Por Claudeci Ferreira de Andrade
O sino toca, anunciando o início de mais um dia no reino do absurdo chamado PIA - Período de Intensificação da Aprendizagem. Suspiro profundamente, ajustando meus óculos cansados, enquanto observo o corredor se encher de alunos confusos e agitados. Quem foi o gênio que inventou essa desgraça? Penso comigo mesmo, sentindo o peso de mais um ano letivo desmoronando sobre meus ombros.
No velho normal, antes dessa invenção pedagógica das trevas, as coisas já eram complicadas. Agora, com o PIA, mergulhamos de cabeça em um mar de contradições. A ideia era simples: dar uma chance extra para os alunos melhorarem suas notas. Na prática? Um pandemônio que faz meu estômago revirar e minha indignação ferver.

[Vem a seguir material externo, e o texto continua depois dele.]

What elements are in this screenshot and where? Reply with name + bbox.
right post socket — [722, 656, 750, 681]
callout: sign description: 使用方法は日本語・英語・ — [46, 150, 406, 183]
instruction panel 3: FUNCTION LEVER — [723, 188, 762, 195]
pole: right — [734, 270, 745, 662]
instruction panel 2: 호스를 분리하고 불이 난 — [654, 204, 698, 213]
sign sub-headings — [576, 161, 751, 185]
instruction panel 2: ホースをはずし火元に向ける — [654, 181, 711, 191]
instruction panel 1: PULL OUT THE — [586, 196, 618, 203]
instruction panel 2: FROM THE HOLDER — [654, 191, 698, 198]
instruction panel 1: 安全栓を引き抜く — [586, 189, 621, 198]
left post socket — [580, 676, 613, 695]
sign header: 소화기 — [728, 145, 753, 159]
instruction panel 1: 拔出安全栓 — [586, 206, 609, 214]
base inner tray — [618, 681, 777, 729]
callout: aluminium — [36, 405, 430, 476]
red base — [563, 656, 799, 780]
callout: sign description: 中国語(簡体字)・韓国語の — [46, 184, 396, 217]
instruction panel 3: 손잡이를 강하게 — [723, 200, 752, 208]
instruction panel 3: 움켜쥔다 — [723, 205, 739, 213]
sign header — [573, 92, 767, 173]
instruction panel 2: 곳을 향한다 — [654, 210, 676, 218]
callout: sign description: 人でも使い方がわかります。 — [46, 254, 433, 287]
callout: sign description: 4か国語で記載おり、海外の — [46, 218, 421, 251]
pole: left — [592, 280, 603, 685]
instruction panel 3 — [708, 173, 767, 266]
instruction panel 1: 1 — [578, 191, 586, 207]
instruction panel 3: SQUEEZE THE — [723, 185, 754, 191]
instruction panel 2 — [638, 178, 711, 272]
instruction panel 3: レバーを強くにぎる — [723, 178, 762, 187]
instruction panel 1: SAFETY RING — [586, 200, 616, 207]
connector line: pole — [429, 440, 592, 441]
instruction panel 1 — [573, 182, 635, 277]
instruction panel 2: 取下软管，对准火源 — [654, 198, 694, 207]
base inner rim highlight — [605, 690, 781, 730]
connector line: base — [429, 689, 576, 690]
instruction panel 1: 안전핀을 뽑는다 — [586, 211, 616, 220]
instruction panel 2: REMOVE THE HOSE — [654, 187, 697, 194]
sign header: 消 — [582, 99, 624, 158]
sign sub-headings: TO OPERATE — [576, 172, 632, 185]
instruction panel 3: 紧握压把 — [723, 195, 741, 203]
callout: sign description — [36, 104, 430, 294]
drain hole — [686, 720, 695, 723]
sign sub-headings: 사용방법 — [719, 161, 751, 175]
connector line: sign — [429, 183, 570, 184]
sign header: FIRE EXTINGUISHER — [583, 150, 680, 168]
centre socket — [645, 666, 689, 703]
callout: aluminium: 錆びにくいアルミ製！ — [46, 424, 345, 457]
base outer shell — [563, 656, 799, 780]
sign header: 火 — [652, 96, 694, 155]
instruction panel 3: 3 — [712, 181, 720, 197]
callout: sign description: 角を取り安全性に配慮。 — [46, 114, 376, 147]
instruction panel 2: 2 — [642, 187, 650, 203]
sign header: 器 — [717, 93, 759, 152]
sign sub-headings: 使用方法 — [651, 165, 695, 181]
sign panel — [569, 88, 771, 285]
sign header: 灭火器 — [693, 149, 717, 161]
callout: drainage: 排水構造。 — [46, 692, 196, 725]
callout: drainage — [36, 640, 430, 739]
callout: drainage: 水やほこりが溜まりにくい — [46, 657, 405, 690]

Vejo Maria, aluna exemplar, média 9,0, sentada na primeira fila. Ela está aqui todos os dias, pontualmente, mesmo sem precisar recuperar nota alguma. Ao seu lado, João, o "zé lambança" da turma, aparece esporadicamente, recupera a nota como mágica e sai com um 10,0 no histórico. É uma injustiça gritante que faz meu senso de justiça (ou seria minha espiritualidade?) se contorcer em agonia.
Os dias passam, e o absurdo só aumenta. Alunos tecnicamente reprovados em seis disciplinas são empurrados para o PIA, como se pudessem absorver em poucos dias o que não aprenderam o ano inteiro. É um milagre kafkiano que nem o mais otimista dos educadores poderia acreditar.
Estou completamente transtornado: agastado, abespinhado, agoniado, amofinado, encolerizado, enfadado, enraivecido, espinhado, estomagado, indisposto, iracundo, irritado... A lista de adjetivos cresce na minha mente, assim como a pilha de provas para corrigir na minha mesa.
O grande dia da divulgação dos resultados chega, transformando o corredor da escola em uma bolsa de valores em dia de crash. Alunos correm freneticamente, professores dão resultados conflitantes, coordenadores tentam apagar incêndios emocionais. Os boletins, coitados, parecem ter vida própria, mostrando notas que ninguém reconhece.
No meio da confusão, ouço a ameaça de uma lista de chamada. É o cúmulo do absurdo! Manter os alunos presos aqui, como se fossem reféns do conhecimento que não absorveram. E ainda há aqueles que, alheios ao caos, não dispensam o lanche por nada neste mundo.
Encosto-me na parede, exausto. Meu ano letivo sempre termina assim: um misto de frustração e alívio. Observo os rostos ao meu redor - alguns felizes, outros decepcionados, muitos simplesmente confusos. Penso em Maria e João, nos extremos do espectro acadêmico, e em como esse sistema os trata de forma tão injusta.
Enquanto o último aluno deixa o corredor, reflito sobre o que nos trouxe até aqui. Um sistema que premia a mediocridade e desencoraja a excelência. Uma "pedagogia das trevas" que nasceu em um governo reeleito e parece ter vindo para ficar.
Mas, no fundo do meu coração cansado, ainda acredito na educação. Acredito nos Marias e nos Joões, cada um com seu potencial único. Talvez seja hora de repensarmos não apenas o PIA, mas todo nosso sistema educacional. Porque, no final das contas, não são apenas notas que estamos formando, mas o futuro de nossa sociedade.
E assim, com um último suspiro, fecho a porta da sala de aula. Outro ano se foi, levando consigo mais uma oportunidade de fazer a diferença. Amanhã será um novo dia, um novo ano letivo. E quem sabe, com um pouco de sorte e muita persistência, possamos finalmente cantar uma nova canção na educação - uma que valorize o esforço, a dedicação e o verdadeiro aprendizado, deixando para trás esse crepúsculo do bom senso que o PIA deveria representa.
Questões Discursivas:
1. O texto apresenta uma crítica contundente ao Período de Intensificação da Aprendizagem (PIA), expondo suas contradições, ineficiências e injustiças. Através da narrativa do professor e da descrição de situações absurdas, o autor questiona a lógica por trás do PIA e seus impactos negativos na educação. De que forma o autor constrói uma crítica ao PIA que vai além da mera opinião pessoal e se baseia em fatos e exemplos concretos?
2. O autor utiliza diversas figuras de linguagem para expressar sua indignação com o PIA, como metáforas, ironias e hipérboles. Como esses recursos linguísticos contribuem para a construção de um texto engajador e persuasivo, capaz de convencer o leitor sobre a necessidade de repensar o PIA?